Oxford University Museum of Natural History reopens following £2m glass tile roof restoration

 

After a 14-month roof restoration project the Oxford University Museum of Natural History is set to reopen its doors to the public on Saturday 15 February at 7.00am.

The reopening draws to a close a complex restoration project conducted by the University of Oxford to prevent the glass-tiled roof of the Museum from leaking rainwater into the courts, as it has for many years. The £2 million roofing work was completed by Beard Oxford and specialist heritage architects Purcell. It involved more than 8,500 glass tiles being individually removed, cleaned and resealed with a mastic silicone. Where necessary, replacement glass tiles have been handmade to match the Victorian originals.

“We’ve really enjoyed working with the Oxford University Estates Services, the Museum of Natural History team, Purcell and our subcontractors on this magnificent and unique restoration project,” says Stephen French, Beard Site Manager for the project. “Now with a new lease of life, we hope the Museum’s newly-restored glass-tiled roof will continue to be admired and enjoyed by many generations of visitors to come.”

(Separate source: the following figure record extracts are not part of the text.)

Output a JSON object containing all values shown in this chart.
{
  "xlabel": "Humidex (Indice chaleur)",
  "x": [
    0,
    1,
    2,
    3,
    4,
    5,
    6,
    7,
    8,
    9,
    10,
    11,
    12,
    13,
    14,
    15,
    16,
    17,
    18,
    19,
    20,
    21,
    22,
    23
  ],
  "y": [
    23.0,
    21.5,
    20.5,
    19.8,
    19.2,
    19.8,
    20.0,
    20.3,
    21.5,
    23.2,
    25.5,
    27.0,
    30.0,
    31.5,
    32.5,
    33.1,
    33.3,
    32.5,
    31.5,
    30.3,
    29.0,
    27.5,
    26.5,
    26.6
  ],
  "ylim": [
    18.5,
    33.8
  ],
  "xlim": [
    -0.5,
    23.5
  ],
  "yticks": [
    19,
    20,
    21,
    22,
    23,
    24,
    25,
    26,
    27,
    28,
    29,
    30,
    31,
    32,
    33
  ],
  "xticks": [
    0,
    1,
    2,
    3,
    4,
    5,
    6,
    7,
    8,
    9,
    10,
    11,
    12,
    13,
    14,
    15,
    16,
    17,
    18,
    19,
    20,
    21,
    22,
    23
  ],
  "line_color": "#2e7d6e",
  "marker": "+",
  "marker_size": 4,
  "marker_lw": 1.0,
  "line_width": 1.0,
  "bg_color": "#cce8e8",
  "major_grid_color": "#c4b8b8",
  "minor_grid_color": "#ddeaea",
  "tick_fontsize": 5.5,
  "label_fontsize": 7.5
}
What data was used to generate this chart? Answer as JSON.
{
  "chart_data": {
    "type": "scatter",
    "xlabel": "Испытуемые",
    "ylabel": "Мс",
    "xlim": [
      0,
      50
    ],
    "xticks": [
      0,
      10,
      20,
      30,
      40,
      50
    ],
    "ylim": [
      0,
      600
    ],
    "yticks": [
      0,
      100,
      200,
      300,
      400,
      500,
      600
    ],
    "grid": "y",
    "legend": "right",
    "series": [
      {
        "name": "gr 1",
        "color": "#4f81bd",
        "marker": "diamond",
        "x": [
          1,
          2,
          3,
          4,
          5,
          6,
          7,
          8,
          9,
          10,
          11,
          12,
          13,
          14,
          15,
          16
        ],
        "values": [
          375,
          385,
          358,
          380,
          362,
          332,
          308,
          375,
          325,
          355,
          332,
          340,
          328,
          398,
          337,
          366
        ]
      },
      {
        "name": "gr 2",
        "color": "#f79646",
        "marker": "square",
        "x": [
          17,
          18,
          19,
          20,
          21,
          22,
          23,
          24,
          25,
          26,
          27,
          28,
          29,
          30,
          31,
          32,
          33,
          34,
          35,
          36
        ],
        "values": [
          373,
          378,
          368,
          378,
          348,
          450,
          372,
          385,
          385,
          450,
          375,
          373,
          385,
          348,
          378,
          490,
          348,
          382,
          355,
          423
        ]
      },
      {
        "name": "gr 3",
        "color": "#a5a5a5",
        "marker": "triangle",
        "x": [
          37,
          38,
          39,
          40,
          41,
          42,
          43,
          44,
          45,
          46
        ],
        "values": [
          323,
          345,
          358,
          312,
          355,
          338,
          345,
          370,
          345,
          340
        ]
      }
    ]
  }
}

The closure has also permitted projects that would have been difficult while the Museum was open. Construction scaffolding allowed staff to complete successful conservation work on a number of whale skeletons, which were lowered from their position above the court, treated for the first time in over 100 years, and then raised again in a new configuration. Additional lighting has also been installed throughout the public areas of the Museum, including specially-designed rings of LEDs attached to the underside of the building’s original gas-lamp fittings.

Hundreds of specimens are now being carefully unwrapped, checked and replaced in the displays ready for the reopening on Saturday 15 February.

Paul Smith, Director of the Museum, comments: “This has been a long, dark year with the Museum closed to visitors. Although the closure has been a great opportunity to experiment with different ways of taking our specimens to the public, it will be very nice to see the doors opened again on Saturday 15 February, and to have the sound of visitors filling the space once more – without them having to move around buckets to collect rainwater.”